To be clear, not all debt consolidation loans require collateral. If you have a good credit score, you can borrow an unsecured loan to help consolidate your debts. But if you do not have that, then offering collateral will help make your interest rate lower. It will also give you more money to work with – allowing you to consolidate a lot of debts. Of course, if you will use collateral, the lender will have to approve that as well. It has to have enough equity to cover the amount that you want to borrow. Even if your equity is $50,000, you cannot borrow everything, just a percentage of that.
What to do after getting debt consolidation loan approval
After you get a debt consolidation loan approval, do not think that the job is done. You still have a lot of things to do. Contrary to what you may believe, the approval is not the end of your debt relief program. Although all your original debts are paid off, you still owe the same amount of money. You just transferred your balance under one account.

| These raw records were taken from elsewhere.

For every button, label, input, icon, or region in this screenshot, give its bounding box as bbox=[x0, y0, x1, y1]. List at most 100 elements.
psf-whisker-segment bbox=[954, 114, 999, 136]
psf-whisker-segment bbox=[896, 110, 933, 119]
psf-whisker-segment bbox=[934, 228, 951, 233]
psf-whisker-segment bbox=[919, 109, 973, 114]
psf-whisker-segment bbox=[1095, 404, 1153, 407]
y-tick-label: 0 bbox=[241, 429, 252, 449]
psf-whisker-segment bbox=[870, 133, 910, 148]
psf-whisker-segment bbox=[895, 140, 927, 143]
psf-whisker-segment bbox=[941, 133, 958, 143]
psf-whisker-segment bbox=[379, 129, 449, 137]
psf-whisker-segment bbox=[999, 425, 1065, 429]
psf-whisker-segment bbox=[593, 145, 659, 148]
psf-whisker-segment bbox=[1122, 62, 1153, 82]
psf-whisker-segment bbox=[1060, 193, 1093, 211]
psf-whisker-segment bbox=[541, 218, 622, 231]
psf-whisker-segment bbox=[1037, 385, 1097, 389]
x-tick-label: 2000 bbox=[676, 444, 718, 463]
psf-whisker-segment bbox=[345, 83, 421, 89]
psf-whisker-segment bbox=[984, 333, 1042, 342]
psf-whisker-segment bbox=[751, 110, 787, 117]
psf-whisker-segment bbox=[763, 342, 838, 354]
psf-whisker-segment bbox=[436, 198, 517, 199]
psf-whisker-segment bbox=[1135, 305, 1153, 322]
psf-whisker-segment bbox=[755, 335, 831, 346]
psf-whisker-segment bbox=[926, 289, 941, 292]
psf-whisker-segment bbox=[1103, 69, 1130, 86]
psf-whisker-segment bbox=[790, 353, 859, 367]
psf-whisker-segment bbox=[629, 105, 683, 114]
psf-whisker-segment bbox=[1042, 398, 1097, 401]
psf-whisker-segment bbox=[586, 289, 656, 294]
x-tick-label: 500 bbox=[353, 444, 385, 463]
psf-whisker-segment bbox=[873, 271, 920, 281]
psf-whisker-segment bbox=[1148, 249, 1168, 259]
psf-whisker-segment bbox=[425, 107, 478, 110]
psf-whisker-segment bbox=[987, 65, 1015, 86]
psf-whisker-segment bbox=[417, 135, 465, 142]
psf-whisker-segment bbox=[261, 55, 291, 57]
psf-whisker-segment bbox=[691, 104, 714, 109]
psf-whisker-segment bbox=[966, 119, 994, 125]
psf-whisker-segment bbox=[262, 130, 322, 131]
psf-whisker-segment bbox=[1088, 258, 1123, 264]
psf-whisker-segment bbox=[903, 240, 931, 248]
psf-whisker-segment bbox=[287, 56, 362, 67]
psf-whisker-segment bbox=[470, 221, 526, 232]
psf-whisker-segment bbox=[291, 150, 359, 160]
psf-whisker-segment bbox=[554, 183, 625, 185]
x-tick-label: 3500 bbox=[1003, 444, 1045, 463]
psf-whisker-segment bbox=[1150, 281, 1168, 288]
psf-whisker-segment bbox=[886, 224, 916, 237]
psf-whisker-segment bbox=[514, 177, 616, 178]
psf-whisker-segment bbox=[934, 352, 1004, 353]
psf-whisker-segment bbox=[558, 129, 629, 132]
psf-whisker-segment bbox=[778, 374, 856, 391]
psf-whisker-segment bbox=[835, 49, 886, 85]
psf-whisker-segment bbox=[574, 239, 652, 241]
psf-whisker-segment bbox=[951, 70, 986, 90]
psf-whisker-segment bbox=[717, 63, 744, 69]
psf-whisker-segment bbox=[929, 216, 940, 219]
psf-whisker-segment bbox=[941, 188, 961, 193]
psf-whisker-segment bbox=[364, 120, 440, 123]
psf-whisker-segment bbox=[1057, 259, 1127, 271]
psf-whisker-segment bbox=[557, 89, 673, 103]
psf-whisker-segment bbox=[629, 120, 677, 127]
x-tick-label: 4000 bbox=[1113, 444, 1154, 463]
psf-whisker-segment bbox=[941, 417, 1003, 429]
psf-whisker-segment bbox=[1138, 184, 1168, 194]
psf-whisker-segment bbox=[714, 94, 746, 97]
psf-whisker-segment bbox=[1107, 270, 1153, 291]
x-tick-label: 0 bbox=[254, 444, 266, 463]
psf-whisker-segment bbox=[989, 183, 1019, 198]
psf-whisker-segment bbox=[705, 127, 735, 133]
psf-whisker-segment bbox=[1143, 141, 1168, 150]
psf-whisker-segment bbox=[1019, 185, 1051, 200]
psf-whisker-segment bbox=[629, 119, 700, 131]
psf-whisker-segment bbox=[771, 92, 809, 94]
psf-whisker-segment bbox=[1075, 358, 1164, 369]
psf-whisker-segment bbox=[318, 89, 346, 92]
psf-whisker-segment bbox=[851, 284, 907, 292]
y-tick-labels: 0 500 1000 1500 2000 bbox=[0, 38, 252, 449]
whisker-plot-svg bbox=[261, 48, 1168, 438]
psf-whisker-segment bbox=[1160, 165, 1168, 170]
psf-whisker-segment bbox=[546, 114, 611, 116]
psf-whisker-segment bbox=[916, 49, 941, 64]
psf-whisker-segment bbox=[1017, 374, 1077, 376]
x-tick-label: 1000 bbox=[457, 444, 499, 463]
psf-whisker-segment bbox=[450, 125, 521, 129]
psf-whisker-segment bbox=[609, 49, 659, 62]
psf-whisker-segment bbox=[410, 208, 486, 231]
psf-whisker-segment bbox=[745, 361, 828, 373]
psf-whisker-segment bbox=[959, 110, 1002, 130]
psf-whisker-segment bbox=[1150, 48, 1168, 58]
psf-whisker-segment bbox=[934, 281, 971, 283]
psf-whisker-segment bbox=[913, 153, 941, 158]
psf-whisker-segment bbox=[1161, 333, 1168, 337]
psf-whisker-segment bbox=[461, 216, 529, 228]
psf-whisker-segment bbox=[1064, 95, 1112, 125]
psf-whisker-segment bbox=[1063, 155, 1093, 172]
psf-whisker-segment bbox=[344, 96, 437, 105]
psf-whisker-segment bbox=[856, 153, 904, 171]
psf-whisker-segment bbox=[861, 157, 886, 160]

This is why you need to make sure that you do not fall under a false sense of debt freedom. There is still a long way to go but it will be easier if you do the following.
Pay off your multiple debts immediately
As soon as you get the debt consolidation loan approval, you need to use the money immediately to pay off your debts. You want to do this as soon as possible because the longer the money stays in your hands, the more tempting it will be to use it for something else.
Have a repayment plan
Ideally, you should have a repayment plan before you get a debt consolidation loan approval. Planning the repayment will force you to look at your finances so you can determine if you can afford the future payments or not. It will encourage you to borrow only what is necessary. At the same time, it will also help you get the payments started after the loan is approved. This plan will serve as your guide as you slowly complete your journey towards debt freedom.
Revise your budget plan
To be successful at any debt relief option, you need to pay attention to certain budgeting tips so you can get to debt freedom easily. If you have a repayment plan, you need to check your budget plan to ensure that it will be aligned with each other. Your budget plan should support your repayment plan. If not, it will be hard for you to completely pay off your debts according to your repayment strategy.
Stop borrowing money
Finally, you should also stop borrowing money after you get the debt consolidation loan approval. You will not completely eliminate the use of credit. But you have to stop borrowing while you are still paying off what you owe. If you keep on borrowing, your debt payments will never end. It will always be there adding to the stress that you are already feeling. You can still use credit in the future but make sure that you know how to use it wisely. That way, you will never land in the same destructive debt situation again.